🔍 Monitoring and Troubleshooting DoS Protection Events

1. CLI Commands for Monitoring DoS Events

Utilize the following CLI commands to monitor and troubleshoot DoS protection events:

• show counter global | match dos – Displays global counters related to DoS events.
• debug dataplane show dos classification-table – Shows the current DoS classification table.
• show dos-protection rule <rule-name> statistics – Provides statistics for a specific DoS protection rule.
• show dos-protection zone <zone-name> blocked source – Lists sources blocked in a specific zone due to DoS protection.

For a comprehensive list of commands, refer to the Understanding DoS Logs and Counters article.

2. GUI Monitoring of DoS Events

To monitor DoS protection events via the GUI:

• Navigate to Monitor > Logs > Threat to view threat logs.
• Use filters such as ( subtype eq flood ) to isolate DoS-related events.
• Click on individual log entries to view detailed information.

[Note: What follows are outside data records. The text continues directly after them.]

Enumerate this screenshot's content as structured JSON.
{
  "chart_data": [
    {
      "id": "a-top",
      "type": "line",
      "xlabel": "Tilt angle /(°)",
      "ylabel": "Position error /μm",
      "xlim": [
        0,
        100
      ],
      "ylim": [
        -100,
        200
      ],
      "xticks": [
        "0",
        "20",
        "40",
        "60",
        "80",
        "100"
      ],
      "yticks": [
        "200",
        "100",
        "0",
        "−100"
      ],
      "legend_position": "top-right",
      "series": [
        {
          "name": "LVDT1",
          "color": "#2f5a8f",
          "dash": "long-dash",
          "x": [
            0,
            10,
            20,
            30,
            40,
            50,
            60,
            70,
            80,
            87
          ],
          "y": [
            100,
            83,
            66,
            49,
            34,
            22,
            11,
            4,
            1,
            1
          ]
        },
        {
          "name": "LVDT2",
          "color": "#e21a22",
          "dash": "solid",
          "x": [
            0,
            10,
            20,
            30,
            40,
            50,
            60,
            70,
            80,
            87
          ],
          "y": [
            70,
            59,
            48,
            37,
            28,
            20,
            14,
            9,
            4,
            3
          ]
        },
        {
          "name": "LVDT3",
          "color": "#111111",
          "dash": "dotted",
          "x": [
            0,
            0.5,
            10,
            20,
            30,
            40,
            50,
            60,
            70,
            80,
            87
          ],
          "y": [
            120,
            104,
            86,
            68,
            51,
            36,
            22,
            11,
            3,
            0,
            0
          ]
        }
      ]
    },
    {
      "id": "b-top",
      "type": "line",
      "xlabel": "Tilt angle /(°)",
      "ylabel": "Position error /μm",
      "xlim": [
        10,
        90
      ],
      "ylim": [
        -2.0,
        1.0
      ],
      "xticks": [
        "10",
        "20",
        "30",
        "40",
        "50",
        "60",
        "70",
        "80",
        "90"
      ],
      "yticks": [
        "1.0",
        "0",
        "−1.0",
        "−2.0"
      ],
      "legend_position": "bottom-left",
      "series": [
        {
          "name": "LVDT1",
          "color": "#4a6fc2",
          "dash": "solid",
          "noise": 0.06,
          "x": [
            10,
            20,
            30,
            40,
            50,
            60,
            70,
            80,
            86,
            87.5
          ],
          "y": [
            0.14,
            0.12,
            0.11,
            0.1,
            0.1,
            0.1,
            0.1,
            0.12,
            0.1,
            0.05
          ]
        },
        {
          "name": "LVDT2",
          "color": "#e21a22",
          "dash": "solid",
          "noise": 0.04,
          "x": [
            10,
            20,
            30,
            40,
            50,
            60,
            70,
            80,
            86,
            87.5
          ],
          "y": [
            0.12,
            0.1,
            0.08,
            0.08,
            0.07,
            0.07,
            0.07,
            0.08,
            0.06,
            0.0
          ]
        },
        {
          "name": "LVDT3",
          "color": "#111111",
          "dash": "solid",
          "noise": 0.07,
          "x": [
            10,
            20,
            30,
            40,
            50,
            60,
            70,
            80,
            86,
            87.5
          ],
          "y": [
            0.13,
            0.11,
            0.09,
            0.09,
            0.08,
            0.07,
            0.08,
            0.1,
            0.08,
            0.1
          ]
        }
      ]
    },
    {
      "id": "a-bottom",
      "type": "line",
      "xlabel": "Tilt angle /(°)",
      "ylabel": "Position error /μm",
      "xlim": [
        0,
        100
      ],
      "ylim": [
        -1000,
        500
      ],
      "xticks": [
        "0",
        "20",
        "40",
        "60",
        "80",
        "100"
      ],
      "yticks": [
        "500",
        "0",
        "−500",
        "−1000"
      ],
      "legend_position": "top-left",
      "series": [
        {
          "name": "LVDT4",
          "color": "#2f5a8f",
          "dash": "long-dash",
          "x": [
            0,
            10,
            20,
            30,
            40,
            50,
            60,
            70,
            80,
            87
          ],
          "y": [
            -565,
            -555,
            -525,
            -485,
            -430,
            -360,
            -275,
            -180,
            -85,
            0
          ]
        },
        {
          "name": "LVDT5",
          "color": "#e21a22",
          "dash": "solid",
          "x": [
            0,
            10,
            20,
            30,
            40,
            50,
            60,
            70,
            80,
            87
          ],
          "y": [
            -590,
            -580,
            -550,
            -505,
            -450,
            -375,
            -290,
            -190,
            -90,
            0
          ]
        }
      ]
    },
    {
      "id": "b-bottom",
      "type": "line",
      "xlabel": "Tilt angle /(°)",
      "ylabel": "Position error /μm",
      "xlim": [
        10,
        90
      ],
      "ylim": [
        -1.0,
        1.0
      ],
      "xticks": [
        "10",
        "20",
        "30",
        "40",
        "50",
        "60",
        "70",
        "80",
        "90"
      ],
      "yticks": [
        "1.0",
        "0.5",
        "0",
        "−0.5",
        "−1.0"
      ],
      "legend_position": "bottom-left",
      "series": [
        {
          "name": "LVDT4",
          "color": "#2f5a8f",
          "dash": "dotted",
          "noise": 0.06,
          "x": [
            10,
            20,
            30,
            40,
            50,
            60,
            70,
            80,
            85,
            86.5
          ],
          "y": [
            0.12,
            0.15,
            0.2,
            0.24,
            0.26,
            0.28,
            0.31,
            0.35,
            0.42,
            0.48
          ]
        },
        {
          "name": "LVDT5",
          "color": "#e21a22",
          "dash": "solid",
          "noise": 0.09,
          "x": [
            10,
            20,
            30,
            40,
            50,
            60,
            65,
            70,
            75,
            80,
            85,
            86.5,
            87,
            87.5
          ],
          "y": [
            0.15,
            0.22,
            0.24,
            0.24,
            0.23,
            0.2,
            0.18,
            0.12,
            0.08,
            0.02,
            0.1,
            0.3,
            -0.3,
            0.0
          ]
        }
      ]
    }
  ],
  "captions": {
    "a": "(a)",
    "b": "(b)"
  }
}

Ensure that logging is enabled for your DoS protection profiles and that appropriate log forwarding profiles are configured. For more details, see the View Logs documentation.

3. Troubleshooting Tips

• Verify that DoS protection profiles are correctly applied to the intended zones or interfaces.
• Check that the thresholds set in the profiles are appropriate for your network traffic patterns.
• Ensure that logging is enabled in the DoS protection profiles and that logs are being forwarded to the desired destinations.
• Use the show counter global command to monitor real-time counters related to DoS events.

For additional troubleshooting guidance, consult the Troubleshooting DoS Attacks article.